Reputation: 7173
In trying a Multinomial NB classifier on Kaggle's training/test sets, I get an odd ValueError. My (practice) goal is to just predict whether passengers are male or female based on their name, which goes into a CountVectorizer.
---------------------------------------------------------------------------
ValueError Traceback (most recent call last)
<ipython-input-97-ad69ee9ed02b> in <module>()
12
13 # classifier prediction - for test set now!
---> 14 predict_Test = nb.predict(name_test)
15 score = accuracy_score(sex_test, predictions, normalize=True)
16 print score
C:\Users\Evan Chow\Anaconda\lib\site-packages\sklearn\naive_bayes.pyc in predict(self, X)
61 Predicted target values for X
62 """
---> 63 jll = self._joint_log_likelihood(X)
64 return self.classes_[np.argmax(jll, axis=1)]
65
C:\Users\Evan Chow\Anaconda\lib\site-packages\sklearn\naive_bayes.pyc in _joint_log_likelihood(self, X)
455 """Calculate the posterior log probability of the samples X"""
456 X = atleast2d_or_csr(X)
--> 457 return (safe_sparse_dot(X, self.feature_log_prob_.T)
458 + self.class_log_prior_)
459
C:\Users\Evan Chow\Anaconda\lib\site-packages\sklearn\utils\extmath.pyc in safe_sparse_dot(a, b, dense_output)
81 return ret
82 else:
---> 83 return np.dot(a, b)
84
85
ValueError: matrices are not aligned
My code is:
rawDataTrain = pd.read_csv('train.csv')
trainData = pd.concat([rawDataTrain.Name, rawDataTrain.Sex], axis=1)
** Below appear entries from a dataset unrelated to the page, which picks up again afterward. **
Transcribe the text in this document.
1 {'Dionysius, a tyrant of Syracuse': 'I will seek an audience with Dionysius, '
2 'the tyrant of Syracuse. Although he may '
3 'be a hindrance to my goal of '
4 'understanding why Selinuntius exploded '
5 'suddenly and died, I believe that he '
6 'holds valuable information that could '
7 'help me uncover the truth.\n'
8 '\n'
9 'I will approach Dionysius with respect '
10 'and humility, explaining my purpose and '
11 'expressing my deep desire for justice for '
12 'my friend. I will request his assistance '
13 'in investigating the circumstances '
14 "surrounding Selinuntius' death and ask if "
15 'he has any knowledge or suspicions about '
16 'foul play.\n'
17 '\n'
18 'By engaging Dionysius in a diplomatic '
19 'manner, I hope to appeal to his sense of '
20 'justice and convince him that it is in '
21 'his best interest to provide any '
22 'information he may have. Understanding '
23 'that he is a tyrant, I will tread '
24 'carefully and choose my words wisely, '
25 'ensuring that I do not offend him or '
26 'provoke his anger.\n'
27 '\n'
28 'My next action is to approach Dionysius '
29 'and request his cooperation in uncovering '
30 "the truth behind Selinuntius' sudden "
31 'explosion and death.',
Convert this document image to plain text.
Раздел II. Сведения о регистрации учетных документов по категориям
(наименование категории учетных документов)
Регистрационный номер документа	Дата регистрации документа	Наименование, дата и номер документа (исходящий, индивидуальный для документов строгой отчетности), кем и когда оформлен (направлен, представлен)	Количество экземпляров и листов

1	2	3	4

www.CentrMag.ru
# get name, sex training data
cv_train = CountVectorizer(min_df = 0)
cv_train.fit(trainData.Name)
name_train = cv_train.transform(trainData.Name).toarray() # name_train
sex_train = np.asarray(trainData.Sex, dtype='S') # name_test
# get name, sex testing data
rawDataTest = pd.read_csv('test.csv')
testData = pd.concat([rawDataTest.Name, rawDataTest.Sex], axis=1)
cv_test = CountVectorizer(min_df = 0)
cv_test.fit(testData.Name)
name_test = cv_test.transform(testData.Name).toarray() # name test
sex_test = np.asarray(testData.Sex, dtype='S') # sex test
# classifier prediction - test quickly on training set. you should get 1.0
predictionsTrain = nb.predict(name_train)
scoreTrain = accuracy_score(sex_train, predictionsTrain, normalize=True)
print scoreTrain # returns probability of 1.0
# classifier prediction - this is what goes weird!
predict_Test = nb.predict(name_test)
score = accuracy_score(sex_test, predictions, normalize=True)
print score
Also, the dimensions of name_train, name_test, sex_train, and sex_test are:
(891, 1509) (418, 825) (891,) (418,)
It seems that the first coordinate of name_train and name_test need to be the same, but if that were true, prediction would only work on matrices with the same # of samples as the training set! Any thoughts on how to get rid of this ValueError?
Upvotes: 2
Views: 1472
Reputation: 251368
They need to have the same second dimension (i.e., same number of columns). None of the shapes you give has the same second dimension as any other (except the two that don't have a second dimension at all, in which case it doesn't make much sense to use them to train or test).
Upvotes: 2